Pode-se dizer que são poucas as pessoas que na primeira longa-metragem que realizam conseguem arrecadar tantas nomeações e prémios, assim como apresentar uma obra forte num estilo próprio. Ana Rocha de Sousa consegue este feito. "Listen" é um daqueles dramas fortes que enche diversos corações e caras de lágrimas, mas o que torna este drama distinto de tantos outros é a forma como consegue irritar o público. E atenção, não estou a falar num mau sentido, mas sim num óptimo sentido, porque para além de conseguir agarrar o espectador na narrativa e na viagem sentimental com que aquelas personagens passam, consegue também irritar com as situações sociais apresentadas e com a forma como as burocracias institucionais e outras questões de leis, etc., são por vezes tão desligadas da realidade, que fabricam cenários completamente ridículos e desprovidos de humanidade.

Este filme não agradará certamente todas as pessoas, mas é, sem dúvida alguma, um primeiro grande passo na carreira de realização de Ana Rocha de Sousa, que entrega a sua primeira longa-metragem juntamente com um murro no estômago, e isso não é fácil de esquecer, colocando certamente uma pressão extra para a sua segunda longa-metragem.

Sem revelar a história e a trama desta obra, "Listen" consegue ter uma dinâmica muito bem construída, mantendo a mesma linguagem e coerência ao longo do filme, nunca fugindo ou arriscando em histórias paralelas, e isso joga muito a seu favor, uma vez que esta é uma história simples, no sentido numeroso, com poucas personagens e focada sempre no mesmo tema.
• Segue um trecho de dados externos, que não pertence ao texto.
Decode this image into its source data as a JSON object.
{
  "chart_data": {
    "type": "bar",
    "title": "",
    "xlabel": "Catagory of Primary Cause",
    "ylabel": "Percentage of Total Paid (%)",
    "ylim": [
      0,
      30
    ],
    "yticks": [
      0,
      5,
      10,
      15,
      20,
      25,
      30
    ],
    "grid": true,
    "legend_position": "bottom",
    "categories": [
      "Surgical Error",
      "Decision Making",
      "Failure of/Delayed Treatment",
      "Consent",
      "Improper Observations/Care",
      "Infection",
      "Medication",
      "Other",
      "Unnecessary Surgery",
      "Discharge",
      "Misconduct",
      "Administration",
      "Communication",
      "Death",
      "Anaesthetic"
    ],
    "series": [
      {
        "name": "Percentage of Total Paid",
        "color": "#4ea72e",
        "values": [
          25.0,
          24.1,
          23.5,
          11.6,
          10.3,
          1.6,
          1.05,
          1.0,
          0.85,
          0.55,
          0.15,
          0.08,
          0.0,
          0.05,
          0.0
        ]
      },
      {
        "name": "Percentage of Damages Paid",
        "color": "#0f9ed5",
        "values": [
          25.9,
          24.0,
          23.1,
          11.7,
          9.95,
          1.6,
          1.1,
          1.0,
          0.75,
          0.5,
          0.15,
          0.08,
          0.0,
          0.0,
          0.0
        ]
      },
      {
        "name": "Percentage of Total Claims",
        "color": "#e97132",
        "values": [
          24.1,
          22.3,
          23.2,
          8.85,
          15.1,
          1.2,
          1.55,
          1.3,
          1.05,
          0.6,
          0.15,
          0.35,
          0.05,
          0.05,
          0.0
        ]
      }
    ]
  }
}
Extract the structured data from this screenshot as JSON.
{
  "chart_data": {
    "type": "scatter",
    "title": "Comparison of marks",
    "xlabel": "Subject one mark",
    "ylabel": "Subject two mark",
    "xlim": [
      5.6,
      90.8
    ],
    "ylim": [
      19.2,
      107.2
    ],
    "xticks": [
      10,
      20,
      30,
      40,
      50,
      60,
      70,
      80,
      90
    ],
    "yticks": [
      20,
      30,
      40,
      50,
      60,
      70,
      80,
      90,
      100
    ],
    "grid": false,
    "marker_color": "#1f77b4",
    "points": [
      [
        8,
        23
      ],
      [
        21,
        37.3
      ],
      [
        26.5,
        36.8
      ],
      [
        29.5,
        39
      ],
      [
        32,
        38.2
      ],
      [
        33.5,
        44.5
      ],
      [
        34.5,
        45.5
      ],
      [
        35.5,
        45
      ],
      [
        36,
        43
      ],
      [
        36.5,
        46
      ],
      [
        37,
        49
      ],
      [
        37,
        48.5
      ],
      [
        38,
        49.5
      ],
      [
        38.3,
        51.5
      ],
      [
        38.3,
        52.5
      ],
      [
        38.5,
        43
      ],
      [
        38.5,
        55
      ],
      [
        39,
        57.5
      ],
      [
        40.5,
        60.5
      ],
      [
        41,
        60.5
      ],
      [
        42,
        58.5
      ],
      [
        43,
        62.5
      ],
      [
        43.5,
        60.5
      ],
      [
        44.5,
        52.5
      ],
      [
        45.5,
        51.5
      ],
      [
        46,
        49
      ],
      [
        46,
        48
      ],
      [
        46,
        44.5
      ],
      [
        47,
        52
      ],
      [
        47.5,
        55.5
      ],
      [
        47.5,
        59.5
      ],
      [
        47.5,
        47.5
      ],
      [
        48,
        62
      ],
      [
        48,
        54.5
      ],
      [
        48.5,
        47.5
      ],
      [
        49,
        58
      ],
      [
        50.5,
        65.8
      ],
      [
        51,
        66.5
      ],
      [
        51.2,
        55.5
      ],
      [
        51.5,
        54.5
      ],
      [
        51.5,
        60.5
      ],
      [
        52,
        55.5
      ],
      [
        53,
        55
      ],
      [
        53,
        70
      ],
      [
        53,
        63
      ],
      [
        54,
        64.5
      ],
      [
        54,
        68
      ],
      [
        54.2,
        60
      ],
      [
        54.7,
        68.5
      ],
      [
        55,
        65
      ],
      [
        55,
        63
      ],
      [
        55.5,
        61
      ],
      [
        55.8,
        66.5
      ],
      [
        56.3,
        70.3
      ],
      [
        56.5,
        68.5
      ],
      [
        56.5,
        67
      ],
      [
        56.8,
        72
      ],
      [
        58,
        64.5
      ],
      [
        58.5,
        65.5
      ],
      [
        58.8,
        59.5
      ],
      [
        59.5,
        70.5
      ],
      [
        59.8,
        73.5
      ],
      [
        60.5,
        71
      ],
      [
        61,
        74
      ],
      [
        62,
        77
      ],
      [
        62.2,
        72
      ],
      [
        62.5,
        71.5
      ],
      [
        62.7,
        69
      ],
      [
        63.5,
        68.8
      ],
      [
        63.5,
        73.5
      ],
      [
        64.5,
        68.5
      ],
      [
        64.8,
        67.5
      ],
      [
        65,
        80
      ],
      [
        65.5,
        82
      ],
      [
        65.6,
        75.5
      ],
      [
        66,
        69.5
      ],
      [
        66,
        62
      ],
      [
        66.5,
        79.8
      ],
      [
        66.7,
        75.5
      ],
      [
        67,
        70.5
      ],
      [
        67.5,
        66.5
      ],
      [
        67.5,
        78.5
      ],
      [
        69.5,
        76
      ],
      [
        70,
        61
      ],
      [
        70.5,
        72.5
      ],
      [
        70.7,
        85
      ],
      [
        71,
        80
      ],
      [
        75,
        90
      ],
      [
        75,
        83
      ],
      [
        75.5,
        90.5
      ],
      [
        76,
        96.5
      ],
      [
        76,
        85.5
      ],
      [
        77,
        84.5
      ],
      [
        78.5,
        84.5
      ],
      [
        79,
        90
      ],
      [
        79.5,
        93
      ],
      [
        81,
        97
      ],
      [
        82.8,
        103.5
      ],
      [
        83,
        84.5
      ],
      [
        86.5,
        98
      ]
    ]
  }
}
As interpretações estão todas muito bem construídas, mas não podia deixar de destacar o desempenho da actriz Lúcia Moniz, principalmente num monólogo numa sala de audiência, que é simplesmente arrebatador e tocante.

O que poderia resultar melhor aqui talvez fosse uma maior coerência na escolha entre o inglês e português, duas línguas que são faladas quase em simultâneo, e por vezes isso é um pouco distractivo. Também a música e banda-sonora poderiam ter sido mais aproveitadas em certos momentos, mas destaco a música de Nessi Gomes que se adequa que nem uma luva ao filme.

Para os que não puderam assistir ao filme numa sala de cinema, não desanimem, pois o filme está disponível em streaming na RTP Play, uma plataforma que para quem não conhece é completamente gratuita.

Classificação: 4 em 5 estrelas. Texto escrito por André Marques.